Considering the low quality of evidence in pediatric and neurosurgical studies, we can conclude with a low level of certainty that intraventricular antibiotics may not significantly impact mortality in neonatal meningitis and ventriculitis. However, reduced mortality was observed in cases treated with a minimum duration of 3 days of intraventricular antibiotic, particularly the multidrug-resistant or treatment-refractory infections. Higher-quality studies are needed to improve the quality of evidence and certainty regarding the use of intraventricular antibiotics for treating neonatal meningitis and ventriculitis.
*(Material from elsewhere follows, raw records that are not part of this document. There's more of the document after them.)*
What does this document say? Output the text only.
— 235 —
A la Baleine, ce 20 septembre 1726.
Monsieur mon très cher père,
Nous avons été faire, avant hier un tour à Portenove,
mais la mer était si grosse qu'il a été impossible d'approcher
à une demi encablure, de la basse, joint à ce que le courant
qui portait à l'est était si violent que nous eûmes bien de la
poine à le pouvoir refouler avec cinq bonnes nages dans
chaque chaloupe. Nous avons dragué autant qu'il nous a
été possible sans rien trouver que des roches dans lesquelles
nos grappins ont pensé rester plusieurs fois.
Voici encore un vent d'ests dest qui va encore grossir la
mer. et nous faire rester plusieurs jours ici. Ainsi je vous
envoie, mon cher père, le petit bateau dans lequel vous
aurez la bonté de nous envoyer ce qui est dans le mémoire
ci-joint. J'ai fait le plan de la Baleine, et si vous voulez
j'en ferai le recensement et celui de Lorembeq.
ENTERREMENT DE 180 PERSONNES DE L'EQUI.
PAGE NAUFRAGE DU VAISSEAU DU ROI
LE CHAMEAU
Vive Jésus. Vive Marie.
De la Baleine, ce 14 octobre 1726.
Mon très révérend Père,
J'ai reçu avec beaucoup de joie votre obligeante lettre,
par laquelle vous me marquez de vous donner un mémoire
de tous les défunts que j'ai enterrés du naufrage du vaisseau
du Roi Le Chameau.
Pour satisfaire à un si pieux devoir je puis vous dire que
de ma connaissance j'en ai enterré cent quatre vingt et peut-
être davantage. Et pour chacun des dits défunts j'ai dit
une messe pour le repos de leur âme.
本研究旨在评估脑室抗生素在患有脑膜炎和/或脑室炎的新生儿中的安全性和有效性,并分析现有证据的质量。
设计:系统评价和荟萃分析。
PubMed、EMBASE、LILACS 和 SCOPUS 数据库,检索时间截至 2023 年 2 月 17 日。
包括随机对照试验和观察性研究。系统评价采用 Cochrane 方法。
共纳入 26 项观察性研究和 1 项随机临床试验,涉及 272 例患者。儿科和神经外科研究的偏倚风险均较高,证据质量较低(证据水平 C)。在儿科研究中,脑室抗生素和单纯全身抗生素治疗的死亡率无显著差异[25.4%比 16.1%,OR=0.96(0.42-2.24),P=0.93]。然而,当分析最低给药剂量时,我们发现与单纯全身抗生素相比,使用脑室抗生素的最短疗程为 3 天时死亡率较低[4.3%比 17%,OR=0.22(0.07-0.72),P=0.01]。在神经外科研究中,脑室炎患者使用脑室抗生素的死亡率一般为 5%,发病率为 25%,低于未使用脑室抗生素的患者,死亡率平均为 37.3%,发病率为 50%。
鉴于儿科和神经外科研究的证据质量较低,我们可以得出较低确定性的结论,即脑室抗生素可能不会显著影响新生儿脑膜炎和脑室炎的死亡率。然而,我们观察到使用最短 3 天疗程的脑室抗生素治疗的患者死亡率降低,特别是对多重耐药或治疗抵抗的感染。需要更高质量的研究来提高脑室抗生素治疗新生儿脑膜炎和脑室炎的证据质量和确定性。